Leap Day’s Gregorian Calendar History
Every four years in the Gregorian calendar, a day is tacked on to the end of February, in order to synchronize the calendar year with the solar year, since in actuality, it takes the earth 365.2421 days to orbit the sun.
The extra quarter of a day doesn’t seem like it would make much of a difference, but since the cycle of the seasons matches up with Earth’s orbit around the sun, every four years the seasons would move by one day, which on the surface sounds inconsequential, but after a few hundred years of ignoring Leap Days, the days of the Gregorian calendar would become completely out of sync with the seasons. Halloween would be in Spring, and Christmas would be in the middle of Summer.
Julian vs Gregorian Calendar
The need for a Leap Day was known as far back as ancient Egypt, but the practice of a Leap Day did not begin until the reign of Julius Caesar, when in 46 BCE, the Julian calendar was first introduced. With the Julian calendar, the seasons would still shift, but the year only moved one day every 128 years, instead of one day every four years. Even so, by 1582, the Julian calendar was ten days out of sync with the seasons, until Pope Gregory the 13th introduced the Gregorian calendar.

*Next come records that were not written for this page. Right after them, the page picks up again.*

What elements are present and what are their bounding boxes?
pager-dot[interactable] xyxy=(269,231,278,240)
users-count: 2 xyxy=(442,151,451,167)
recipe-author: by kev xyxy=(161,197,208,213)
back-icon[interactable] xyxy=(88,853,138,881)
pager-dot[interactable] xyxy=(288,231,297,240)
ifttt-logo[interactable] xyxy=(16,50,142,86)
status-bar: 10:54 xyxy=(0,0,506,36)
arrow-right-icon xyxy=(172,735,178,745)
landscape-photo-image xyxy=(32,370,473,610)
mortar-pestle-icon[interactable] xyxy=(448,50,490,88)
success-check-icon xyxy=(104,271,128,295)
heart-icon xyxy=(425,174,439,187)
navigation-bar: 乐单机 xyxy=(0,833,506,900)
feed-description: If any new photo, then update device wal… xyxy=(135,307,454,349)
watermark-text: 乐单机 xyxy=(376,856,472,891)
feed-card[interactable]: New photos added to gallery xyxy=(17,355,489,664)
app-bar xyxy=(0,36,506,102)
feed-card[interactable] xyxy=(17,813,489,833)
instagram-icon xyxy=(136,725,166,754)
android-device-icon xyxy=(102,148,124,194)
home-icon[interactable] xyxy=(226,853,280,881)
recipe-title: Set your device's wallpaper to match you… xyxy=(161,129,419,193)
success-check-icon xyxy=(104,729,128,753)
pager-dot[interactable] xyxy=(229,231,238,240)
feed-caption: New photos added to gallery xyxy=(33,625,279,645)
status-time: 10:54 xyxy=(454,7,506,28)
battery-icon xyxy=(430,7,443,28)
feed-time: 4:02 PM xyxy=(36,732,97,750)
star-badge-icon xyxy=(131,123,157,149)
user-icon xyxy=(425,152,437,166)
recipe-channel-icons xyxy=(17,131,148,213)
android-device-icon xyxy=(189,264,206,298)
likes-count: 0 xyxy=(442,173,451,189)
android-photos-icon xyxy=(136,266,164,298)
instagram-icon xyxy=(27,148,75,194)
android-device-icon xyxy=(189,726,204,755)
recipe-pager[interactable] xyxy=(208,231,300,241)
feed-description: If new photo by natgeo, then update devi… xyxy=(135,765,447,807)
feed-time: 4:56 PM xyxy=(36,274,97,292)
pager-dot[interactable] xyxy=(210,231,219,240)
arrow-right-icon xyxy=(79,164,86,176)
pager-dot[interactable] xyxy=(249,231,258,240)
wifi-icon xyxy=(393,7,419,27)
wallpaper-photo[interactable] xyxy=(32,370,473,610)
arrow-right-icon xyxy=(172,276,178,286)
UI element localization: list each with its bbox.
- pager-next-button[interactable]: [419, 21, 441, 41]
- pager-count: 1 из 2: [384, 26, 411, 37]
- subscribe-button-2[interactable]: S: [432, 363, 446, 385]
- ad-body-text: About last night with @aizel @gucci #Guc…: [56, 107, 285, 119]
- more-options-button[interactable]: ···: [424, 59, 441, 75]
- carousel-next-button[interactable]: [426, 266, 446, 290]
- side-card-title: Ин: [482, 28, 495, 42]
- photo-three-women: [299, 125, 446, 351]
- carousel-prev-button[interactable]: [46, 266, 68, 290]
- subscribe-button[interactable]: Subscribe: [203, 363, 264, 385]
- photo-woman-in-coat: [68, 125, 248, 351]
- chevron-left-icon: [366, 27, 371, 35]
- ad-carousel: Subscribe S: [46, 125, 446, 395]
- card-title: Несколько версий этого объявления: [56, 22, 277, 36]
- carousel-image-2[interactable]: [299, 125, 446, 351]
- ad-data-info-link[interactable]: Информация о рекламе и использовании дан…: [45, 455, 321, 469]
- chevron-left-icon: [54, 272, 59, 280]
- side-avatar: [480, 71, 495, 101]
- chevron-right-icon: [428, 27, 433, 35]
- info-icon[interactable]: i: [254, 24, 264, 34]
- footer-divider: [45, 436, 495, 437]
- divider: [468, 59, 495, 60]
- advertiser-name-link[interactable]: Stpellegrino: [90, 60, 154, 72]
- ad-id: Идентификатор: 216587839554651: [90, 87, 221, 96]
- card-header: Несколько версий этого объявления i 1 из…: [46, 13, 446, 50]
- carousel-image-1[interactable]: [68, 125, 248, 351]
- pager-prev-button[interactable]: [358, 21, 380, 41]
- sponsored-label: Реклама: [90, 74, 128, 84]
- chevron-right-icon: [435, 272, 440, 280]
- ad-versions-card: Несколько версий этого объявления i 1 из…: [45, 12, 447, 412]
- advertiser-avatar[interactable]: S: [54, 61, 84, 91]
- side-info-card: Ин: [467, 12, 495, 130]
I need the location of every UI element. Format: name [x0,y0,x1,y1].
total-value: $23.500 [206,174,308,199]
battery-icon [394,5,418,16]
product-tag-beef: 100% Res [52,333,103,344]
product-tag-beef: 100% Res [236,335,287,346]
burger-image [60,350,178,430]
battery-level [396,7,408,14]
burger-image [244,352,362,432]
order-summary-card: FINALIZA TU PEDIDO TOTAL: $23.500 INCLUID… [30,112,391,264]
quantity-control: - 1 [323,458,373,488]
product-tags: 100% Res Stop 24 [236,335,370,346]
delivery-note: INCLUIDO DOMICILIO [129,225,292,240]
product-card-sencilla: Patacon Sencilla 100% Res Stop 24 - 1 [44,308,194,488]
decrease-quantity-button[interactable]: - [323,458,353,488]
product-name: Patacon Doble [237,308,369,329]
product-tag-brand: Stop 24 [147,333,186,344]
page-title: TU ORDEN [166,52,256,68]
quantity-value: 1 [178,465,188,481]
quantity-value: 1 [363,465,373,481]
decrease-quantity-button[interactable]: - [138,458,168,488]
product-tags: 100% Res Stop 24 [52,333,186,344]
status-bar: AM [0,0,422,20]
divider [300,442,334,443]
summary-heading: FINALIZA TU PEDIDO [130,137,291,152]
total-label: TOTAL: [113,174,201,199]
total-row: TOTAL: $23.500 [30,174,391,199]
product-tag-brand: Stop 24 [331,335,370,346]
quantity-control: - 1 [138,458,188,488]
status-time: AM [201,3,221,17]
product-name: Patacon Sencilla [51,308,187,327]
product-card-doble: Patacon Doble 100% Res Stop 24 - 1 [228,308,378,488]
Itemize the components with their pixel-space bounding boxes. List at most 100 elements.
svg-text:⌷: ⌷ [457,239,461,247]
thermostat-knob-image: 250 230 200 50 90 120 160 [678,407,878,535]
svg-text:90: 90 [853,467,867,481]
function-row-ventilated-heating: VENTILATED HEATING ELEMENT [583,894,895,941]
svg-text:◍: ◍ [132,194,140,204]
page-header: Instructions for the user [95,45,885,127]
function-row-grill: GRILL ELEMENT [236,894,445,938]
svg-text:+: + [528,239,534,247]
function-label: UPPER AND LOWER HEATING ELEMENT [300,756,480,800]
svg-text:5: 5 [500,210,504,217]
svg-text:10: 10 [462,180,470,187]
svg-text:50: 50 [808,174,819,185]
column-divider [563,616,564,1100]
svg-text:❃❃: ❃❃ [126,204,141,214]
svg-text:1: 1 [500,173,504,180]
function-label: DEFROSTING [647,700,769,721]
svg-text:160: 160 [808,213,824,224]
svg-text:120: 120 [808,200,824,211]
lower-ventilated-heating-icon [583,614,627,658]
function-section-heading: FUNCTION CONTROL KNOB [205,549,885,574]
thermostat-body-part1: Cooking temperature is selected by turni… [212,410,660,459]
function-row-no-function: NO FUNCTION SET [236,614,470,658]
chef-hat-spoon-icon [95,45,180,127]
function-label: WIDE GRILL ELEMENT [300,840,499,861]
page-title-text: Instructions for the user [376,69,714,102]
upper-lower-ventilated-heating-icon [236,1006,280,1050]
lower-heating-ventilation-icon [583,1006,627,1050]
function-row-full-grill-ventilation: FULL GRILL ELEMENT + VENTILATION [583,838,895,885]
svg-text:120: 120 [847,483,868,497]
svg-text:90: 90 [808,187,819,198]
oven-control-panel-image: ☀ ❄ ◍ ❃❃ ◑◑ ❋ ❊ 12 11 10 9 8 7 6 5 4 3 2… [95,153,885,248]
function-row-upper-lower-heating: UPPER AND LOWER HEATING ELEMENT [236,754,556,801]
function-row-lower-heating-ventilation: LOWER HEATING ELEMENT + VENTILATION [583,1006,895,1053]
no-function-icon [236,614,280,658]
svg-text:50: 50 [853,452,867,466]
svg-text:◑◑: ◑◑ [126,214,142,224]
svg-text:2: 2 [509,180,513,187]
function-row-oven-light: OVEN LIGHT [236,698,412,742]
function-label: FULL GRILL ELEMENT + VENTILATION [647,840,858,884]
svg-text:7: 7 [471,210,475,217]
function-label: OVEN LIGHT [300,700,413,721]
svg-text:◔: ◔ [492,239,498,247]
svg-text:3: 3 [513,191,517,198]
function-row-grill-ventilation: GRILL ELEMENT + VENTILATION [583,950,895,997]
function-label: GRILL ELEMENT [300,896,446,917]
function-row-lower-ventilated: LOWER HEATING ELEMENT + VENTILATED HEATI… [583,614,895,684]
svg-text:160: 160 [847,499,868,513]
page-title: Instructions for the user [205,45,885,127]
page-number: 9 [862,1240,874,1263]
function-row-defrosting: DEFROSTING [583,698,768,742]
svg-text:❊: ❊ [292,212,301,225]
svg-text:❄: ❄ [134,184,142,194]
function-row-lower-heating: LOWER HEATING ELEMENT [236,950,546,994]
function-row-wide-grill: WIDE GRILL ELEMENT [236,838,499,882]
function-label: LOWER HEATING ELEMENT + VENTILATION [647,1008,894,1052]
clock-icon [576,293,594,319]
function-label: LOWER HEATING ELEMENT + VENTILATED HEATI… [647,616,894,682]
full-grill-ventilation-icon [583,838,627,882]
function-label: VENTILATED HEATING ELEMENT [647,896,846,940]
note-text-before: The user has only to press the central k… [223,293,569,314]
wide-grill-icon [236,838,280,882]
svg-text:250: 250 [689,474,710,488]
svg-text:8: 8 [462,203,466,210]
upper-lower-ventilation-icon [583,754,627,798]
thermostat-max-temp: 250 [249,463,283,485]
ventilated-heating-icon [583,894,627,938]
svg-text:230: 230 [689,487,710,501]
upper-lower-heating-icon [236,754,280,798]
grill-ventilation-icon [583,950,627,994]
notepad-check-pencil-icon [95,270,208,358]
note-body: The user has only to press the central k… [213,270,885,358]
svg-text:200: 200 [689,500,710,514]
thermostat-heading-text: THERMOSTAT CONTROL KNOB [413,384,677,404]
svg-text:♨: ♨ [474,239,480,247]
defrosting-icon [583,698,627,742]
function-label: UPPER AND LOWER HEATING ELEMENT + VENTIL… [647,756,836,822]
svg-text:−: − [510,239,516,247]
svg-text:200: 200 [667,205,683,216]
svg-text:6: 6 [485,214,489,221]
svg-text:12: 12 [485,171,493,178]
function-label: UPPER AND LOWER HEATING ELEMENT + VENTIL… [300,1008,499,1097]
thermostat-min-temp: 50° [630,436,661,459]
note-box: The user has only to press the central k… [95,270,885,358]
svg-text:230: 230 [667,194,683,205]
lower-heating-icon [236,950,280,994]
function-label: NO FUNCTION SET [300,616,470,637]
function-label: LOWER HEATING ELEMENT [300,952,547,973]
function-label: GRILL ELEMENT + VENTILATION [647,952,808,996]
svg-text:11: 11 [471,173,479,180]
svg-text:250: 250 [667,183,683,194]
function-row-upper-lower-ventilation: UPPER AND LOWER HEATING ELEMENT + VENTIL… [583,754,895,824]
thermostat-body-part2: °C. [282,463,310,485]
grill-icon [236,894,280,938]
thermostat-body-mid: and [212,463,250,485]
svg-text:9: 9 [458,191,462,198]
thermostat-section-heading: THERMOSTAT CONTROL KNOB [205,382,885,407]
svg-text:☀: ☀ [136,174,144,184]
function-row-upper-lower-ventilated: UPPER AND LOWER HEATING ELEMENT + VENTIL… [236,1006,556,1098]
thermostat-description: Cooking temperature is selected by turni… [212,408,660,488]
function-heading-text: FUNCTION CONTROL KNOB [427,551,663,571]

Any year that can be divided by four is a Leap Year, unless that year can be divided by 100, in which case it’s not. To add to the complexity, if a year can be divided by 400, that too makes it a Leap Year. For instance, the years 1700, 1800 and 1900 were not Leap Years, while 2000 was. By using the Gregorian calendar, the year will stay aligned with the seasons for almost 8,000 years without an additional correction, making old people born on Leap Day, some of the youngest people on earth.